The art exhibition during Chapchar Kut summed up another quote from Berger: “Men question women before treating them.” Consequently, the way a woman appears to a man can determine how she is treated.” Representation shapes perception and perception shapes reality. When women are repeatedly visualized within domestic boundaries, those boundaries seem natural, even inevitable. According to a global survey Out of 23,000 people, young men are twice as likely to hold traditional views on gender roles as older generations.
The housewife, integrated into the house, in line with tradition, visually appealing and not disruptive, reflects the gender expectations anchored in patriarchy. This display of femininity determines which women are accepted and even celebrated by the patriarchy, but only as long as they remain within these prescribed boundaries.

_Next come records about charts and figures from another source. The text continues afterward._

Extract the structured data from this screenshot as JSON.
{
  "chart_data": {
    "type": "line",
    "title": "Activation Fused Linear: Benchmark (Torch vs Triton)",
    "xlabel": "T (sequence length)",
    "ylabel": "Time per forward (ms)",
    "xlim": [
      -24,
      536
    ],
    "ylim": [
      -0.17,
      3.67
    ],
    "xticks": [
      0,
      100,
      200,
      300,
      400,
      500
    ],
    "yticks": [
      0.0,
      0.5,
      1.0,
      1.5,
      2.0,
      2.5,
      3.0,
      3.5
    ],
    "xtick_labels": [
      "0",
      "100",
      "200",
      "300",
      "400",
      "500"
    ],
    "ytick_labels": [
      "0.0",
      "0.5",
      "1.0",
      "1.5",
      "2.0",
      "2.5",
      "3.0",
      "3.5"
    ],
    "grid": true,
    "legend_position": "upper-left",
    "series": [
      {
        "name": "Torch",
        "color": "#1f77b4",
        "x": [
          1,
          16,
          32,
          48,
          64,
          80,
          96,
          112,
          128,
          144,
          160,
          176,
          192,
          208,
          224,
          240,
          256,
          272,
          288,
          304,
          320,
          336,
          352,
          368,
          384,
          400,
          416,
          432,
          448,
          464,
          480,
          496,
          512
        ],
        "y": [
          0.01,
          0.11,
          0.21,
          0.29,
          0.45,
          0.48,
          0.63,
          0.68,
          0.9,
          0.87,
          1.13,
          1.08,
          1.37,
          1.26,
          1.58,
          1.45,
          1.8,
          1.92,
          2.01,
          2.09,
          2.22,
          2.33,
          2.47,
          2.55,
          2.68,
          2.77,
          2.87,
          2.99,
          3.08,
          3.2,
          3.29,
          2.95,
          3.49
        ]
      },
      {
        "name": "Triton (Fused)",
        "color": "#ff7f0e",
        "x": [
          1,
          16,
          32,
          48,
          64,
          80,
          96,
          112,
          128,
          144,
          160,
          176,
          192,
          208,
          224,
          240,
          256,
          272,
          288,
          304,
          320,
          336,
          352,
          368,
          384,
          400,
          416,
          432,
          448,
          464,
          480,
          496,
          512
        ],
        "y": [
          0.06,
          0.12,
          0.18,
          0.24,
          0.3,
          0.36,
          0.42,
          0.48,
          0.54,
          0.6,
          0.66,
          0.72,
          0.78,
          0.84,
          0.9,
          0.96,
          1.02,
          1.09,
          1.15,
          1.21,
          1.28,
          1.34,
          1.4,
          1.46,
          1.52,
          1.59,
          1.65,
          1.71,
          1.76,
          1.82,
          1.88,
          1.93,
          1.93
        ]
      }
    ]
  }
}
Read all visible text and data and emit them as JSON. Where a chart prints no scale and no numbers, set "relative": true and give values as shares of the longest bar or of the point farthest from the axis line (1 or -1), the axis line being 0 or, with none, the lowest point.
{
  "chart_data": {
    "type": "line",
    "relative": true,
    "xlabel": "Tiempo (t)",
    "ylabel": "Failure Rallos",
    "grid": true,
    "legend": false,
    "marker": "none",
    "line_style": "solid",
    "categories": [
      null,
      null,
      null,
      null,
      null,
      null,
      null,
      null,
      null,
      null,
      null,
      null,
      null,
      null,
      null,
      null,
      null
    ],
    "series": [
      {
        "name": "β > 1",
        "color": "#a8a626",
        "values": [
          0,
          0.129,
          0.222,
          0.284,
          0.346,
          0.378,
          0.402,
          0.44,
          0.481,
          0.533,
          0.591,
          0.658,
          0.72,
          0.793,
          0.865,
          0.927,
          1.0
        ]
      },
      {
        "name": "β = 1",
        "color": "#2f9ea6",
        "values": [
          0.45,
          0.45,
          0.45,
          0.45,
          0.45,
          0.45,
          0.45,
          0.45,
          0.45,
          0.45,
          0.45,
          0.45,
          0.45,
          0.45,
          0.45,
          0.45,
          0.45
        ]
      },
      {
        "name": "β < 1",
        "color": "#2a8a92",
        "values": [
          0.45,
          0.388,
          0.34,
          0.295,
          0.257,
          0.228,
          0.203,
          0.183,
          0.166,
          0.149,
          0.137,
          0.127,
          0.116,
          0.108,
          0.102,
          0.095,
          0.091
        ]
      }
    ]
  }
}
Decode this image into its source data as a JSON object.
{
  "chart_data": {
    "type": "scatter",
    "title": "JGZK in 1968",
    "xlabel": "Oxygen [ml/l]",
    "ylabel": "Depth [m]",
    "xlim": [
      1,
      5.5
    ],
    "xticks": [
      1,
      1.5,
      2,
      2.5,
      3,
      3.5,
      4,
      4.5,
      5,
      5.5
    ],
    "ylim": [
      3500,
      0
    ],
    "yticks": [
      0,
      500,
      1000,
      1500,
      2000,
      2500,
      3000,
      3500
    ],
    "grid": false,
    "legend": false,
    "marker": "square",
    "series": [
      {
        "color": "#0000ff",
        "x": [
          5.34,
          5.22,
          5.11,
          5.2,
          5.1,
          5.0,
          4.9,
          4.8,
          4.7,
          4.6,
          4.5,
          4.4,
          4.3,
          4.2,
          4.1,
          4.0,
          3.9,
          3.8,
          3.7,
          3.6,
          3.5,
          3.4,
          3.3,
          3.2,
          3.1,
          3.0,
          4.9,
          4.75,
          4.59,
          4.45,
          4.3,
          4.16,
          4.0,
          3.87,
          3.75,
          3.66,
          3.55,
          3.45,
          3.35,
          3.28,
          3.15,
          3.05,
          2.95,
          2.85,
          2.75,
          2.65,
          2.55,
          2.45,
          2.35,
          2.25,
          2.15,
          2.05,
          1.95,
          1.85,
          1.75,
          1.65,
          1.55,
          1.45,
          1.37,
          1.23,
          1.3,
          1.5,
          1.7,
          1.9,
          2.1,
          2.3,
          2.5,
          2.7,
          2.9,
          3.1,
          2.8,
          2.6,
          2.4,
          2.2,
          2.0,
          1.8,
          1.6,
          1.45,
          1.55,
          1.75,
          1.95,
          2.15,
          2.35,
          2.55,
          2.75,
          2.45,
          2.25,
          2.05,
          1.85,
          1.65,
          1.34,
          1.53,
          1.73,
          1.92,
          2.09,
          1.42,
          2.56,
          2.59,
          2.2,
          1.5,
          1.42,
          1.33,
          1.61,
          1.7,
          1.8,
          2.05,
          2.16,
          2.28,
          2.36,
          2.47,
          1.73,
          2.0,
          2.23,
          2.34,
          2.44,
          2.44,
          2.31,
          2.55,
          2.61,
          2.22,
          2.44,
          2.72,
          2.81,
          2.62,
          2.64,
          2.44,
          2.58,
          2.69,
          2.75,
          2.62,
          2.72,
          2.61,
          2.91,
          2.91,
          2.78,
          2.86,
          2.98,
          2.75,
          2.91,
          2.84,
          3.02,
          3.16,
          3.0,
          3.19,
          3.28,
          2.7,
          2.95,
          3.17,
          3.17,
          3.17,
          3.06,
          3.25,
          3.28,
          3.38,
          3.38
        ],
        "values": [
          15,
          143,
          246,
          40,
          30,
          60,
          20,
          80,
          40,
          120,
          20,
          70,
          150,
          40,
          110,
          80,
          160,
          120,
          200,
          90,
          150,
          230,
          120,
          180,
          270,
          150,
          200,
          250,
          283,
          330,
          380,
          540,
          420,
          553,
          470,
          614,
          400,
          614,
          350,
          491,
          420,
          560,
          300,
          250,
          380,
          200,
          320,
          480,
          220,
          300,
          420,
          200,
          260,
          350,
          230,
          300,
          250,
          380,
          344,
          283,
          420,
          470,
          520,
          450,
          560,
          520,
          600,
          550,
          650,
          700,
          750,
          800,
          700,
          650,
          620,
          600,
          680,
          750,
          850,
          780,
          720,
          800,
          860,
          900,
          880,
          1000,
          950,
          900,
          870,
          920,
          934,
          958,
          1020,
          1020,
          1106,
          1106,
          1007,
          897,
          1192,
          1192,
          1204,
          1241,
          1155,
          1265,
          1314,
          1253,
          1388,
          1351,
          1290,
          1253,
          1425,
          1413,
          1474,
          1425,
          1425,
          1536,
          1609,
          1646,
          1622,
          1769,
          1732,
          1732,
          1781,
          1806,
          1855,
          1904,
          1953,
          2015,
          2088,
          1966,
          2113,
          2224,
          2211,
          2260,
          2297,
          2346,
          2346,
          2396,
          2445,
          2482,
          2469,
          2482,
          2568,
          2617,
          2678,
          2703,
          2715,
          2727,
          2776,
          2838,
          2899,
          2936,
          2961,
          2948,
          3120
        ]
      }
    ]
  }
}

American gender studies scholar Judith Butler argued that “gender is always an doing” and that “gender is an identity weakly constituted over time and established in an external space through a stylized repetition of actions.” This applies to the women in the paintings in the art gallery. The women in the paintings aesthetically repeated the daily domestic acts of cooking, caring, grooming, and running errands, while the men in the paintings hunt, spend time outdoors with animals, and fight other men. And so men and women also play roles in art that are determined by patriarchy.

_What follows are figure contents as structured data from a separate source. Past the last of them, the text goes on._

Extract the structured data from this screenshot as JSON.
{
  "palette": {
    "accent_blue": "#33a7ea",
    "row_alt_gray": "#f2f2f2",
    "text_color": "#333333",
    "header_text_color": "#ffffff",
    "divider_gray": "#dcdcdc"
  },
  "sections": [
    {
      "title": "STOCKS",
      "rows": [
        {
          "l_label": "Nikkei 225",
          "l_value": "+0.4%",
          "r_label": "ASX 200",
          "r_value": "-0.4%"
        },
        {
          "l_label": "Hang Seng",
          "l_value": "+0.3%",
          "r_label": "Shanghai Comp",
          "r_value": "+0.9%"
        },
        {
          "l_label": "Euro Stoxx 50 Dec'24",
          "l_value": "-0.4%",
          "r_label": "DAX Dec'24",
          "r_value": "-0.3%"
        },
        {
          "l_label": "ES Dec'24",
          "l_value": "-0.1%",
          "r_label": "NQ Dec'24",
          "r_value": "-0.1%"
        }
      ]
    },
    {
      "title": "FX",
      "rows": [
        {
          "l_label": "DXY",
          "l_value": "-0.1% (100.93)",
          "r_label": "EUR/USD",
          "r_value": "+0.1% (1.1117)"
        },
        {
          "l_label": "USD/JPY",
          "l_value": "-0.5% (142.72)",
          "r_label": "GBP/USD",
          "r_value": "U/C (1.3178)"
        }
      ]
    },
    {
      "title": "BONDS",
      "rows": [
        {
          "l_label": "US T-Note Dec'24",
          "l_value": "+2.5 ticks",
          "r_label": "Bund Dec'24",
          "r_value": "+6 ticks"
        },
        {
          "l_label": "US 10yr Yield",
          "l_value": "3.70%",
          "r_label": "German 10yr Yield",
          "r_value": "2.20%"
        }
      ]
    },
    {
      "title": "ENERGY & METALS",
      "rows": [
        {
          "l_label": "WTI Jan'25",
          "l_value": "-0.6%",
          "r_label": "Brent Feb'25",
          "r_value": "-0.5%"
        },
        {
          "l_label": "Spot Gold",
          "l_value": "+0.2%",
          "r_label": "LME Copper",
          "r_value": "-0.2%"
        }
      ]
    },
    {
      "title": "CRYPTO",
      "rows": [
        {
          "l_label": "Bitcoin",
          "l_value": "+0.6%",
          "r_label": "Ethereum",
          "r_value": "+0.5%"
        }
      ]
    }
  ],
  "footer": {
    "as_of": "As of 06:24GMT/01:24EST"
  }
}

We need to move beyond passive observation and begin to actively question the ideas hidden beneath the surface. Because if these gender roles are produced through repetition, they can also be called into question through repeated interruption.
Only those who take a closer look at what they see and question it can prevent these old patterns from repeating themselves. We need to move beyond passive observation and begin to actively question the ideas hidden beneath the surface. Because if these gender roles are produced through repetition, they can also be called into question through repeated interruption. The possibility of change lies in making visible what has long been taken for granted and refusing to see it as inevitable. If you look at these images without critical questioning, you accept, perhaps unconsciously, the limits they impose on women.
References
- Berger, J. (2008). Viewpoints. Penguin Great Britain.
- Butler, J. (2006). Gender Issues: Feminism and the Subversion of Identity. Routledge.
- Frye, M. (1983). The politics of reality. Crossing Press.
- Mulvey, L. (1975). Visual pleasure and narrative cinema.